On elections for political office
The Indian Farmer’s Union does not contest elections, Tikait explained. We do not pay attention to who controls the government. Our strategy is to create a powerful united movement of workers and peasants, in order to ensure that the government serves the people. Therefore, we neither support nor oppose farmers’ leaders who stand for election; that is their right. We are affiliated with twenty-two organizations, and some are contesting elections.
Tikait noted that he declared publicly that he voted for BJP (Bharatiya Janata Party, Indian People’s Party, the ruling party since 2014), but the Indian Farmers’ Union did not vote for BJP as an organization. Now people are upset with BJP, because there is a conspiracy, with the support of the government, to convert the country into a colony under the control of the corporations. The people are upset with increasing inflation, the high cost of natural gas, unemployment, and the lack of education.
When a political party is brought to political power in a neocolonial situation through the support of the people, the key to delivery of its promises to the people is the issue of the land. Agricultural land cannot be concentrated in few hands, be they national or foreign. The state, acting on behalf of the people, must nationalize the land, and turn it over to the political control of the people, or distribute it directly to the people as individual or collective property. Such decisive steps of agrarian reform were taken following the triumph of popular, socialist revolutions in Vietnam, China, and Cuba, with the result that in these nations, the question of the land was resolved decades ago, and rural socioeconomic development has been the result. In many nations of Asia, Africa, and Latin America, decisive steps of agrarian reform were not taken, with the consequence that the issue of the land remains unresolved, and it is continually present as a source of inequality and potential conflict.
In the case of India, in contrast to China, there has not been the taking of power by a political party that defends the common interests of the people against the claims of the national and international capitalist class. However, significant concessions have been made to the historic demands and needs of farmers and the people: a system of government-run wholesale markets and minimum prices for farm produce, tied to food distribution to the poor. If the people were to take political power, these structures could be strengthened and expanded.
But the three Farm Laws of 2020 go in the wrong direction. They point to a truly nightmarish neoliberal world: a countryside without towns or people, only tractors, fertilizers, and modified-plant species neatly aligned in rows; and cities overrun with people, with entire zones engulfed in human insecurity and social chaos. A post-modern world in which no one knows of the social justice teachings of ancient prophets and modern revolutionaries. These draconian laws have been repealed by the united force of the people, led by the Indian farmers’ movement.

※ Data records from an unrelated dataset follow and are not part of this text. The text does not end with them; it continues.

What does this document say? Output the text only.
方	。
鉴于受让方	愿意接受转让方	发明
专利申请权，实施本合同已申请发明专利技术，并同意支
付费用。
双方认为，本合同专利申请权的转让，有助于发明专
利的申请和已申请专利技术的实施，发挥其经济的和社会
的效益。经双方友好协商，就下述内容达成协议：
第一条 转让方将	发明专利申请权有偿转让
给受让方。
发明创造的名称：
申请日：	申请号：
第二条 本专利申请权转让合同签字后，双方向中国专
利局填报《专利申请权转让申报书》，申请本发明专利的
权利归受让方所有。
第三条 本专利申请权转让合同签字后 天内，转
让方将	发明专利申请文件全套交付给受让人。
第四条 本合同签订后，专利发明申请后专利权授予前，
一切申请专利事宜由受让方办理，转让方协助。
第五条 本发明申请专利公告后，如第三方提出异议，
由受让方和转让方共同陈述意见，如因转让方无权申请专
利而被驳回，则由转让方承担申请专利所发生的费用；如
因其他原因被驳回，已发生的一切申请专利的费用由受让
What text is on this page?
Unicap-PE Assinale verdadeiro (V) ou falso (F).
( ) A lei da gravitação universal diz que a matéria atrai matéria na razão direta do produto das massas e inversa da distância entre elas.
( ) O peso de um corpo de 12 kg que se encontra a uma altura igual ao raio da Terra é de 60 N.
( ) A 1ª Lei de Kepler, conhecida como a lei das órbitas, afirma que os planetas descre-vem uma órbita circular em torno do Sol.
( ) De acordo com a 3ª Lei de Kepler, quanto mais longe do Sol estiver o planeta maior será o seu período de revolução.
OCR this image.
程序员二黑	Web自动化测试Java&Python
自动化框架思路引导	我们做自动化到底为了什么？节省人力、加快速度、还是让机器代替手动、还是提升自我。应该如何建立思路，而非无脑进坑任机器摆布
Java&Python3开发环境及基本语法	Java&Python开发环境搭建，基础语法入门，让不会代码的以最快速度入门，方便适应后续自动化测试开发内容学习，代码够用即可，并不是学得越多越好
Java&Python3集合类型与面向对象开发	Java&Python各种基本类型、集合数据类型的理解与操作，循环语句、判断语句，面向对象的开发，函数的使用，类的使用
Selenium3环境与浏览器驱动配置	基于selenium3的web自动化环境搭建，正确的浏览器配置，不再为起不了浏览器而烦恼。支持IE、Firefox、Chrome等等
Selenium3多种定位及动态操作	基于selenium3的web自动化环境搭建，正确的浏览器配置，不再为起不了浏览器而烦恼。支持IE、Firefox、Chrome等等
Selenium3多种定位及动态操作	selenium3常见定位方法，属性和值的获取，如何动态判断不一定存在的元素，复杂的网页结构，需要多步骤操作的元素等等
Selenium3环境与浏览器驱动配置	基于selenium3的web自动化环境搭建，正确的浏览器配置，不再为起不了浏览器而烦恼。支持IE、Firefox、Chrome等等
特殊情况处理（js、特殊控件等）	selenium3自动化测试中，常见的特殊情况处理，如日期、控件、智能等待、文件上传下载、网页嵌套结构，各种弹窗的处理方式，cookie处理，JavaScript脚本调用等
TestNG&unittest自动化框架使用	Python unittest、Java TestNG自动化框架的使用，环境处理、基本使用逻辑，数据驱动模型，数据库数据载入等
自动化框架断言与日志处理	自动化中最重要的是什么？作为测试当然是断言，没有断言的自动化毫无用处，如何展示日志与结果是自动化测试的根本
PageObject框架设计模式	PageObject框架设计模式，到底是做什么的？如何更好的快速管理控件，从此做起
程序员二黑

Can the peoples of India built upon the victory of the Indian farmers’ movement to forge a united political movement that is able to take control of the state and redirect it toward the satisfaction of human needs, in the name of and in defense of the people? Can the peoples of other nations do the same, so that various nations can cooperate in the construction of a more just and sustainable world? China, Vietnam, DPRK, Cuba, Nicaragua, Iran, Venezuela, and Bolivia are showing the necessary road. May all of humanity learn from their inspiring examples.